In its strongest statement to date, the panel warns of a potential temperature rise up to 6.4C, sea level rise up to 43cm, Arctic summer ice to disappear within the second half of this century, and an increase to the increase we're already seeing in heat waves and tropical storm intensity.
The report condenses information from the three major reports produced by the IPCC:
Working Group I: Physical Science Basis
Working Group II: Impacts, Adaptation and Vulnerability
Working Group II: Mitigation of Climate Change
The Synthesis Report will be introduced by U.N. Secretary General, Ban Ki-moon, in a statement to the 450 delegates of the 27th Session of the Intergovernmental Panel on Climate Change (IPCC). The Session is being held this week in Valencia, Spain, a region which is currently experiencing a loss of available water due to its diminishing reservoir (see: 43 percent of the United States).
The Synthesis Report will cover the following topics:
- Observed changes in climate and its effects
- Causes of change
- Climate change and its impacts in the near and long term under different scenarios
- Adaptation and mitigation options and responses, and the inter-relationship with sustainable development, at global and regional levels
- The long term perspective: scientific and socio-economic aspects relevant to adaptation and mitigation, consistent with the objectives and provisions of the Convention, and in the context of sustainable development
- Robust findings, key uncertainties
"Climate change is here, it's impacting our lives and our economies, and we need to do something about it," commented Hans Verolme, director of the climate change programme with the environmental group WWF. "After this report, there are no politicians left who can argue they don't know what climate change is or they don't know what to do about it."

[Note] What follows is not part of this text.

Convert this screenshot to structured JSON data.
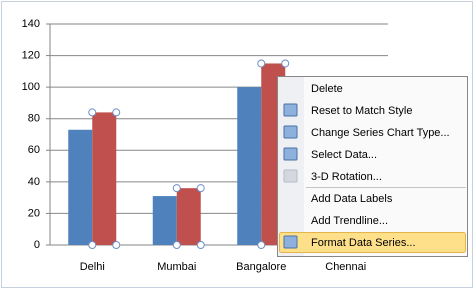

Given the unexpected growth in C02 emissions due to the loss of carbon sinks, the aforementioned drought conditions in 43 percent of the U.S., the category-four cyclone that just hit low-lying Bangladesh, it is should not be surprising that the UN report warns of millions that could be affected by rising temperatures and up to a third of all species that could be lost.
Not surprising, perhaps. Alarming, heartbreaking, frightening and frustrating, definitely, and, according to the IPCC and the United Nations, an impact that may happen abruptly and irreversibly if world leaders don't act to counteract climate change at the U.N. IPCC meeting scheduled for Bali this December.